Changes in the Relative Value of the Soybean Crush
The soybean crush produces two major products, soybean meal and soybean oil. Historically, a little over 2/3 of the total value of soybean crush products came from soybean meal and the remaining 1/3 came from soybean oil (Figure 1). In Jan 2021, soybean oil began gaining ground on soybean meal, and soymeal and by the summer of 2021 the products each made up ½ of the total value of the crush. This was primarily due to large increases in the price of soybean oil. Soybean oil prices hit almost $0.90 per pound earlier this summer, after hovering around $0.30 per pound from 2018-2020 (Figure 2). Soybean prices have since cooled off, now around $0.75 per pound, while soybean meal prices have gained some ground (Figure 3). This has shifted the relative value of soybean oil down slightly, to around 45% of the value of crush, but soybean oil still makes up a much larger percentage of the total crush value than it had historically.
Figure 1. Relative Value of Soybean Crush Products
Figure 2. Soybean Oil Price (Cents Per Pound)
Figure 3. Soybean Meal Price ($ Per Ton)
The primary reason for the increase in the price and relative value of soybean oil, is the increased demand from the biofuels industry. The production of biofuels made from soybean oil as substitutes for diesel fuel are increasing, the most notable being renewable diesel fuel. The percentage of domestic soybean oil used for biofuels has increased approximately 10 percentage points from 2015 to 2020 and is estimated to increase another 10 percentage points from 2020 to 2022 (Figure 4).
Figure 4. U.S. Soybean Oil Share of Total Use
Soybean crush is expected to increase in the coming years with much of this increase in domestic crush driven by a desire to have more soybean oil available for domestic biofuel production. Including expansions and new plants, plans for a total of 430 million bushels of additional crush capacity have been announced with 85 million bushels of the expanded capacity slated for locations in Iowa. Total soybean crush for 2022 is estimated to be 2,255 million bushels. An additional 430 million bushels of crush capacity would create 2.3 million metric tons of soybean oil and 9.0 million metric tons of soybean meal.

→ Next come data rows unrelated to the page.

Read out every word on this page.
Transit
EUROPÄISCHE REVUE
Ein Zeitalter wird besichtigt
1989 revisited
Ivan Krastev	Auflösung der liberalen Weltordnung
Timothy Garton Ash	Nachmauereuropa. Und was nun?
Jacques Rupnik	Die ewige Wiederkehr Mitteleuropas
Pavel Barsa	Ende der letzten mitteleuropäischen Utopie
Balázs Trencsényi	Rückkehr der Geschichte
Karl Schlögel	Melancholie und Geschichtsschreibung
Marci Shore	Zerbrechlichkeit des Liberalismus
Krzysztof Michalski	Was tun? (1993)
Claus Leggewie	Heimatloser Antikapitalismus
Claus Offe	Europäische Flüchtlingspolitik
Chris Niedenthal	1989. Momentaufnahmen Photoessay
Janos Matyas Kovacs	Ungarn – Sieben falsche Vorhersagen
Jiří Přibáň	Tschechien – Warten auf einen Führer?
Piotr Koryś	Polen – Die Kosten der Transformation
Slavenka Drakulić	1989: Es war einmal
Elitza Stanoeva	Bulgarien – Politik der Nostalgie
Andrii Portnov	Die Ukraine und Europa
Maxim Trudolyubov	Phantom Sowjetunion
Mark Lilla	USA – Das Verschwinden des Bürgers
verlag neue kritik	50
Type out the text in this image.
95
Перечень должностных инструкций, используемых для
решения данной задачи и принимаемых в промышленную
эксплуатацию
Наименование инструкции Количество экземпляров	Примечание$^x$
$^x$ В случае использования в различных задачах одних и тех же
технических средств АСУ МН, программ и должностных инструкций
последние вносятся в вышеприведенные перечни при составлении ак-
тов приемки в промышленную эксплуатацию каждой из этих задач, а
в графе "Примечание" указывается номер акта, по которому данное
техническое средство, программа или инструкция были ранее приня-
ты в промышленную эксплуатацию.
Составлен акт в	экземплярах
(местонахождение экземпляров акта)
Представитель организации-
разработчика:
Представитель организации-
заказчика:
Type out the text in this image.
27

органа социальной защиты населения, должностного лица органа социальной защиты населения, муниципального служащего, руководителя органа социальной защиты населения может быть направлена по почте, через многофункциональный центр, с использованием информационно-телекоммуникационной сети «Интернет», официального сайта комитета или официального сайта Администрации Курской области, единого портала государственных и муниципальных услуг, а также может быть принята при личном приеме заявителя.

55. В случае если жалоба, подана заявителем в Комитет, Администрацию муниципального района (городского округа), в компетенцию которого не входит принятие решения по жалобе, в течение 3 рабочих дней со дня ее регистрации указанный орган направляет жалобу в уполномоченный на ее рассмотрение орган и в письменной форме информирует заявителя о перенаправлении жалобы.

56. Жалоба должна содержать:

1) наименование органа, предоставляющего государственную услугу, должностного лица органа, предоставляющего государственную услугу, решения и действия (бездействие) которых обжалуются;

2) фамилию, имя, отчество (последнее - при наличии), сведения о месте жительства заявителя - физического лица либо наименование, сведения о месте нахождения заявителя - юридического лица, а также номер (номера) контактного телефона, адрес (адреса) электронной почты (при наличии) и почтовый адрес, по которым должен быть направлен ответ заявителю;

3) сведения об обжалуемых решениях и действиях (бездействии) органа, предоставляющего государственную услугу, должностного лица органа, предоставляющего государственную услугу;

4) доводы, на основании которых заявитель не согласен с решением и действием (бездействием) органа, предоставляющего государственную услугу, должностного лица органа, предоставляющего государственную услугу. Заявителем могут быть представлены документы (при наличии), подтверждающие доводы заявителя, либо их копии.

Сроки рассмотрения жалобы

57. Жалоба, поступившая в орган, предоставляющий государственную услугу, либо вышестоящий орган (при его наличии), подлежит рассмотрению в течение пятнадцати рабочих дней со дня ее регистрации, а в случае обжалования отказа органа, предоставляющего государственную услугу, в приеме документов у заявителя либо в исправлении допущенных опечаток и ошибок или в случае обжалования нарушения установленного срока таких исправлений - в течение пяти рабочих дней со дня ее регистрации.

The growing biofuels industry provides a market for additional soybean oil, but the market for additional soybean meal produced is not yet obvious. Domestically, most soybean meal is fed to livestock, and large growth in U.S. livestock numbers is not expected in the coming years. Increased meal supply could spell trouble for future soybean meal prices, and price of other feeds as well.
Most directly, reduced meal prices typically lead to lower prices for soybeans. But other feeds could also be affected. Prices for soybean meal and DDGs typically move together as both are feeds primarily fed for protein. The corn market could also be affected as DDG is a byproduct of corn ethanol production.
Figure 5 plots both the price of DDGs and corn against the price of soybean meal. The trendlines indicate a $1 dollar decrease in the price per ton of soybean meal is associated with a $0.67 per ton decrease in price per ton of DDGs and a $0.57 per ton decrease in the price per ton of corn.
Figure 5. Relationship of Soybean Meal to Corn and DDG Prices (Sept 2015 to July 2022)
Additional soybean meal crush is coming. Renewable diesel will likely provide needed demand for the additional soybean oil. However, the market for new meal is not yet known. A failure to effectively market new soybean meal could lead to depressed soybean meal prices. Which could depress the price of other commodities including soybeans, DDGs, and corn.